Thursday, March 05, 2009

Illusions and Practical Competence

Eric Schwitzgebel has a fascinating post on illusions, and whether they still count as such when the viewer is so familiar with them as to no longer be disposed towards misjudgment:
If one knows enough about the world, one should know that an oar partly submerged in water (seen from a particular viewing angle) should look bent just like that. If it looked straight, I suppose, a longtime oarsman or a person very familiar with the laws of refraction might think the oar looked strange, might even think that it looked like an oar that is actually bent (bent in such a way as to exactly compensate for the bend a straight oar would seem to have at that angle)...

So is the skilled oarsman experiencing a visual illusion as he looks at the oar? If we say no, then I'm worried we're off onto a slippery slope to entirely denying the possibility of illusions that are known to be such.

Note, though, that's there's a fair gap between mere propositional knowledge and the kind of internalized know-how or "fluency" possessed by the skilled oarsman. I am still very much 'taken in' by the Muller-Lyer illusion, despite - intellectually - 'knowing' that it is an illusion. For it to cease to count as an illusion to me, I would need to internalize this knowledge in such a way as to render me fluent in interacting with Muller-Lyer lines. (Were I to come across a worldly instance, I should automatically respond in ways appropriate to the lines being of equal length; just as the skilled oarsman automatically responds appropriately to the shape of his oar in the water.)

djc adds:
Another nice case is that of mirrors. Does looking at a mirror create an illusion that twin-you is in front of you? When one doesn't know it's a mirror, the "yes" answer seems plausible, but this answer rings less true for the familiar case when one knows it's a mirror. But if one says "no" in this case, then the question is whether there's a principled distinction between this case and the bent stick case, or any other case of a "known illusion".

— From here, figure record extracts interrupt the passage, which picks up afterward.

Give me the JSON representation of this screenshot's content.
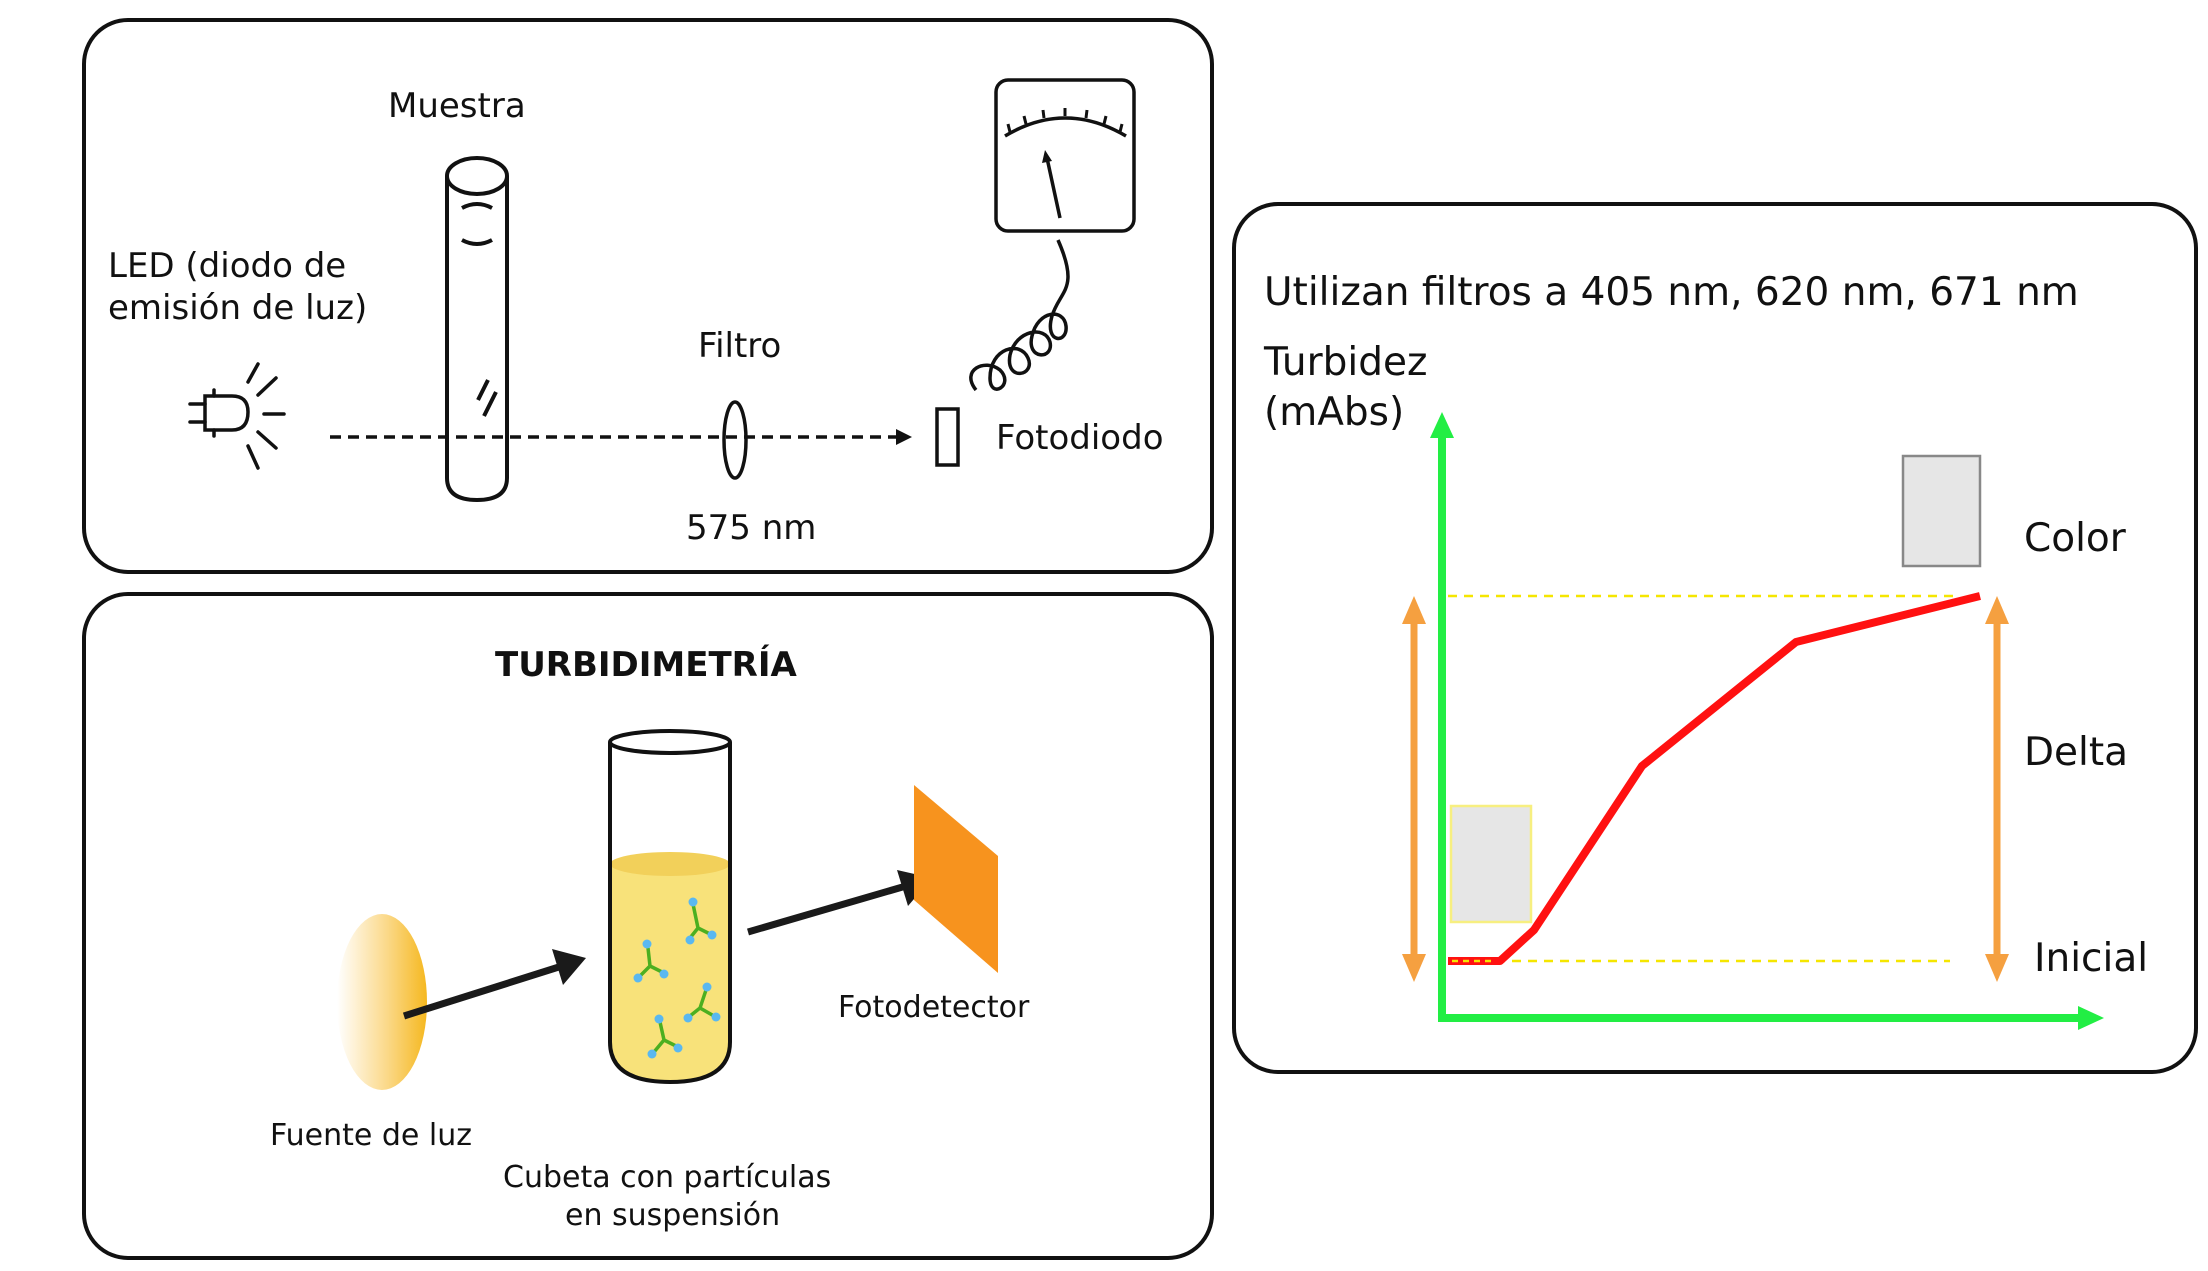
{
  "photometer": {
    "sample_label": "Muestra",
    "led_label_line1": "LED (diodo de",
    "led_label_line2": "emisión de luz)",
    "filter_label": "Filtro",
    "wavelength_label": "575 nm",
    "photodiode_label": "Fotodiodo"
  },
  "turbidimetry": {
    "title": "TURBIDIMETRÍA",
    "light_source_label": "Fuente de luz",
    "cuvette_label_line1": "Cubeta con partículas",
    "cuvette_label_line2": "en suspensión",
    "photodetector_label": "Fotodetector"
  },
  "graph": {
    "filters_note": "Utilizan filtros a 405 nm, 620 nm, 671 nm",
    "y_label_line1": "Turbidez",
    "y_label_line2": "(mAbs)",
    "color_label": "Color",
    "delta_label": "Delta",
    "initial_label": "Inicial",
    "colors": {
      "axis": "#22ee44",
      "curve": "#ff1111",
      "arrows": "#f5a040",
      "guides": "#f5e600",
      "boxes": "#e6e6e6"
    }
  }
}
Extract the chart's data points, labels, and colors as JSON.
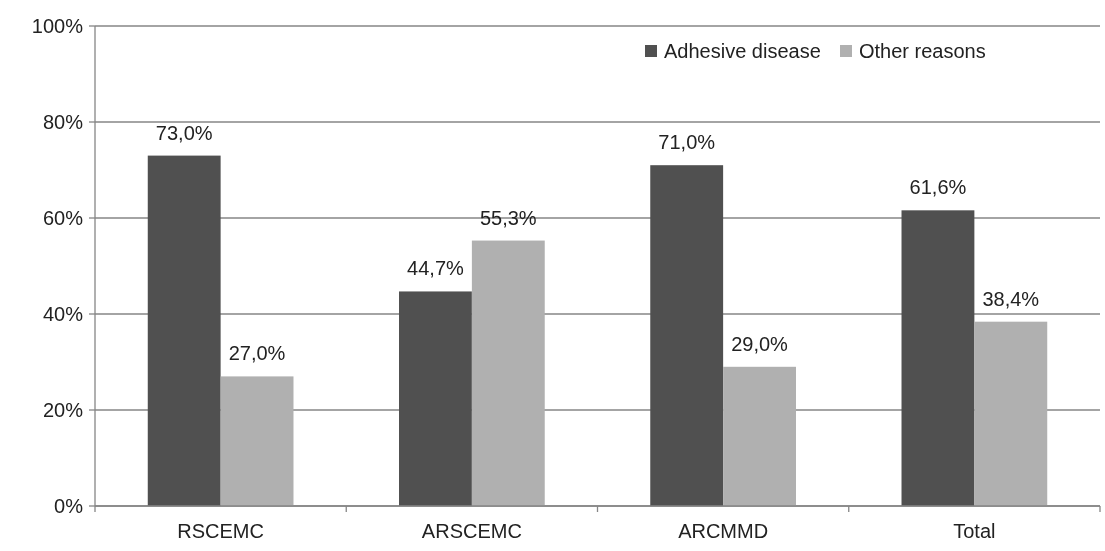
{
  "chart_data": {
    "type": "bar",
    "categories": [
      "RSCEMC",
      "ARSCEMC",
      "ARCMMD",
      "Total"
    ],
    "series": [
      {
        "name": "Adhesive disease",
        "color": "#505050",
        "values": [
          73.0,
          44.7,
          71.0,
          61.6
        ],
        "value_labels": [
          "73,0%",
          "44,7%",
          "71,0%",
          "61,6%"
        ]
      },
      {
        "name": "Other reasons",
        "color": "#b0b0b0",
        "values": [
          27.0,
          55.3,
          29.0,
          38.4
        ],
        "value_labels": [
          "27,0%",
          "55,3%",
          "29,0%",
          "38,4%"
        ]
      }
    ],
    "ylim": [
      0,
      100
    ],
    "yticks": [
      {
        "value": 0,
        "label": "0%"
      },
      {
        "value": 20,
        "label": "20%"
      },
      {
        "value": 40,
        "label": "40%"
      },
      {
        "value": 60,
        "label": "60%"
      },
      {
        "value": 80,
        "label": "80%"
      },
      {
        "value": 100,
        "label": "100%"
      }
    ],
    "grid": "y",
    "legend": "top right"
  }
}
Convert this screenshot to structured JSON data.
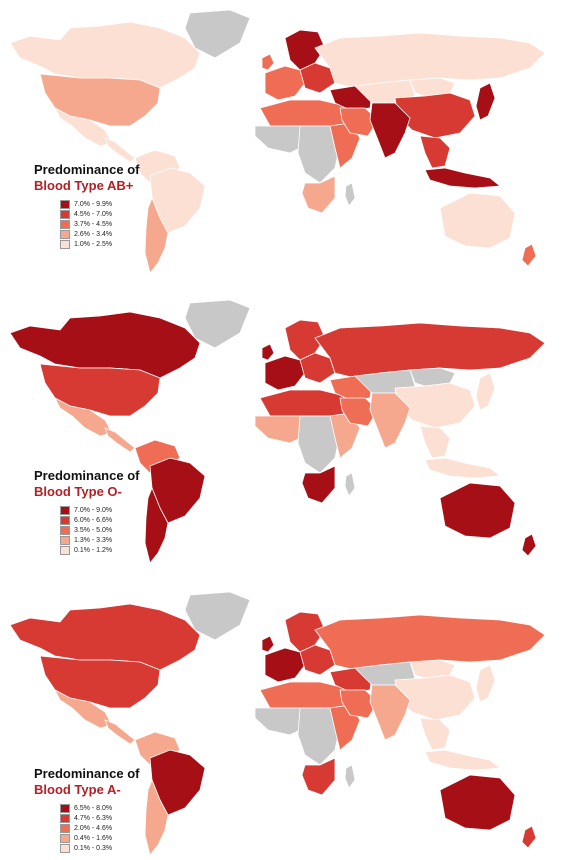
{
  "palette": {
    "no_data": "#c8c8c8",
    "ramp": [
      "#a50f15",
      "#d63a32",
      "#ef6d55",
      "#f6a88e",
      "#fde0d4"
    ],
    "title_accent": "#b31f24"
  },
  "maps": [
    {
      "title_line1": "Predominance of",
      "title_line2": "Blood Type AB+",
      "legend": [
        "7.0% - 9.9%",
        "4.5% - 7.0%",
        "3.7% - 4.5%",
        "2.6% - 3.4%",
        "1.0% - 2.5%"
      ],
      "regions": {
        "canada": 4,
        "usa": 3,
        "mexico": 4,
        "central_am": 4,
        "greenland": -1,
        "s_am_north": 4,
        "brazil": 4,
        "s_am_south": 3,
        "scandinavia": 0,
        "uk": 2,
        "w_europe": 2,
        "e_europe": 1,
        "russia": 4,
        "n_africa": 2,
        "w_africa": -1,
        "c_africa": -1,
        "e_africa": 2,
        "s_africa": 3,
        "madagascar": -1,
        "middle_east": 0,
        "arabia": 2,
        "c_asia": 4,
        "india": 0,
        "china": 1,
        "mongolia": 4,
        "se_asia": 1,
        "japan": 0,
        "indonesia": 0,
        "australia": 4,
        "nz": 2
      }
    },
    {
      "title_line1": "Predominance of",
      "title_line2": "Blood Type O-",
      "legend": [
        "7.0% - 9.0%",
        "6.0% - 6.6%",
        "3.5% - 5.0%",
        "1.3% - 3.3%",
        "0.1% - 1.2%"
      ],
      "regions": {
        "canada": 0,
        "usa": 1,
        "mexico": 3,
        "central_am": 3,
        "greenland": -1,
        "s_am_north": 2,
        "brazil": 0,
        "s_am_south": 0,
        "scandinavia": 1,
        "uk": 0,
        "w_europe": 0,
        "e_europe": 1,
        "russia": 1,
        "n_africa": 1,
        "w_africa": 3,
        "c_africa": -1,
        "e_africa": 3,
        "s_africa": 0,
        "madagascar": -1,
        "middle_east": 2,
        "arabia": 2,
        "c_asia": -1,
        "india": 3,
        "china": 4,
        "mongolia": -1,
        "se_asia": 4,
        "japan": 4,
        "indonesia": 4,
        "australia": 0,
        "nz": 0
      }
    },
    {
      "title_line1": "Predominance of",
      "title_line2": "Blood Type A-",
      "legend": [
        "6.5% - 8.0%",
        "4.7% - 6.3%",
        "2.0% - 4.6%",
        "0.4% - 1.6%",
        "0.1% - 0.3%"
      ],
      "regions": {
        "canada": 1,
        "usa": 1,
        "mexico": 3,
        "central_am": 3,
        "greenland": -1,
        "s_am_north": 3,
        "brazil": 0,
        "s_am_south": 3,
        "scandinavia": 1,
        "uk": 0,
        "w_europe": 0,
        "e_europe": 1,
        "russia": 2,
        "n_africa": 2,
        "w_africa": -1,
        "c_africa": -1,
        "e_africa": 2,
        "s_africa": 1,
        "madagascar": -1,
        "middle_east": 1,
        "arabia": 2,
        "c_asia": -1,
        "india": 3,
        "china": 4,
        "mongolia": 4,
        "se_asia": 4,
        "japan": 4,
        "indonesia": 4,
        "australia": 0,
        "nz": 1
      }
    }
  ]
}
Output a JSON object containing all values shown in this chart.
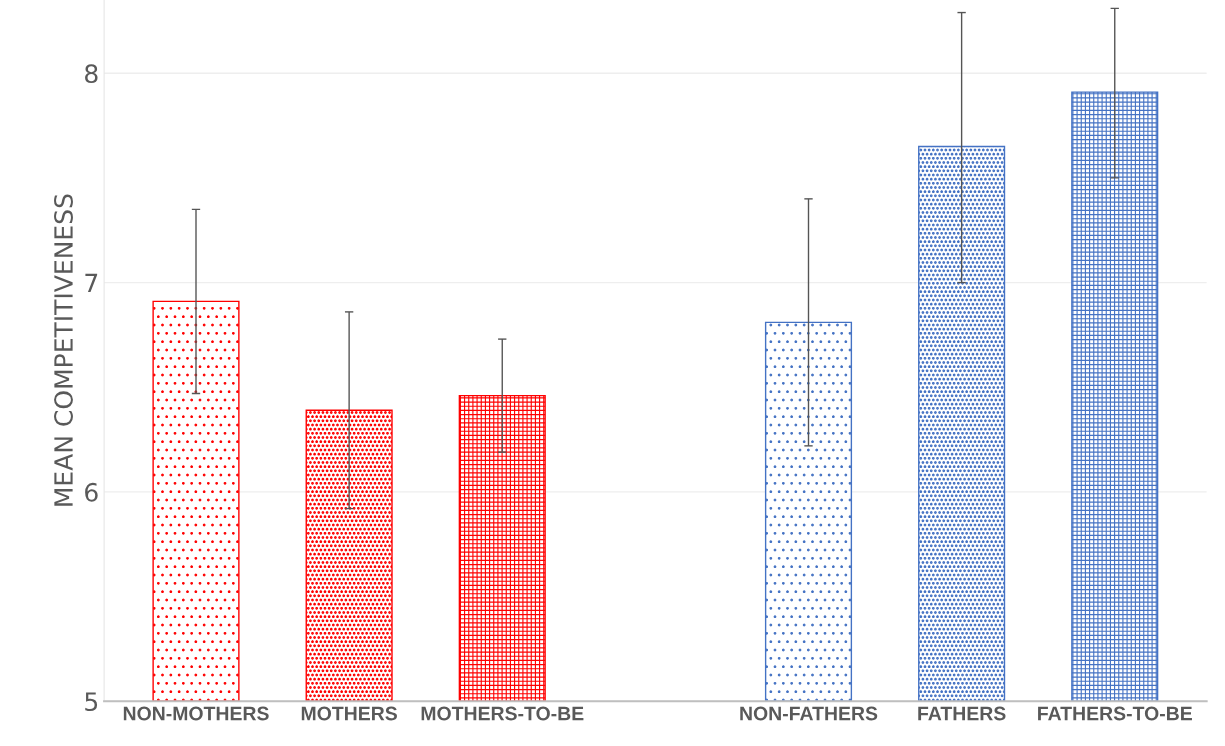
{
  "chart_data": {
    "type": "bar",
    "ylabel": "MEAN COMPETITIVENESS",
    "categories": [
      "NON-MOTHERS",
      "MOTHERS",
      "MOTHERS-TO-BE",
      null,
      "NON-FATHERS",
      "FATHERS",
      "FATHERS-TO-BE"
    ],
    "values": [
      6.91,
      6.39,
      6.46,
      null,
      6.81,
      7.65,
      7.91
    ],
    "colors": [
      "#ff0000",
      "#ff0000",
      "#ff0000",
      null,
      "#4472c4",
      "#4472c4",
      "#4472c4"
    ],
    "errors": [
      [
        6.47,
        7.35
      ],
      [
        5.92,
        6.86
      ],
      [
        6.19,
        6.73
      ],
      null,
      [
        6.22,
        7.4
      ],
      [
        7.0,
        8.29
      ],
      [
        7.5,
        8.31
      ]
    ],
    "ylim": [
      5,
      8.35
    ],
    "yticks": [
      5,
      6,
      7,
      8
    ],
    "grid": "y"
  }
}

I suppose that for there to be a principled distinction, one will have to make the case that in some cases (e.g. the mirror case), knowledge of the relevant effect penetrates the experience and changes its content, while in other cases (e.g. the stick case) knowledge does not penetrate the experience in this way. Perhaps there is some intuitive plausibility to the claim that the relevant spatial phenomenology is changed by mirror knowledge in a way that it's not changed by bent-stick knowledge. But it's not clear what the source of this difference is.

Could practical competence vs. merely intellectual knowledge ground this difference? (Imagine someone who has just learned what a mirror is, but who is not yet sufficiently practiced to be competent at using them. It seems plausible that the mirror could still create a sense of 'illusion' for them, even though they know full well - intellectually, at least - what is going on.)

[Related posts: What is illusion?]


  1. Hi Richard,

    An interesting way to handle these kinds of cases, and this sounds very much like what you are saying, is a kind of Sellars/Churchland line that, like your suggestion, emphasizes automaticity. If someone is trained to automatically (that is, without intervening inference) apply the concept of straightness to the oar half out the water, then they count as perceiving the oar as being straight (as opposed to inferring that the oar is straight from a crooked sense datum, or whatever).

  2. Hi Pete, I wouldn't want to go so far as to deny that we can make (subconscious) inferences automatically. As my linked older post points out, we don't want to say that a Fake Barn facade is an illusion. Our perception itself is accurate enough in such a case; it's instead the automatic inference we draw that's faulty.

    So perhaps the automaticity rule only applies with limited scope, e.g. to basic perceptual features -- shape, size, etc. -- but not to richer concepts like 'being a barn'. (Is there a principled line to draw here?)

  3. Interesting suggestion, Richard. As your reply to Pete suggests, there's at least a little trouble (or complication) brewing.

    One might think that facts about phenomenology (e.g., the phenomenology of illusion) and facts about dispositions to behave are rather different, so that an analysis of the former in terms of the latter will never quite do. But of course that's a controversial philosophical position!

  4. Thanks, Eric! Your caution against analysing phenomenology in terms of behavioural dispositions is well-taken. I think the link is merely contingent -- so while my proposal is (hopefully) extensionally adequate for actual human beings, there's definitely more that needs to be said. In particular, I assume that there's some further story to be given about how properly internalized knowledge "penetrates the experience and changes its content" (to borrow djc's phrase).

    (Perhaps there's also more to internalized knowledge than just the behavioural dispositions. Appropriate automatic behaviour may be a symptom of such knowledge, rather than constitutive of it. I'm very unsure about all this, though.)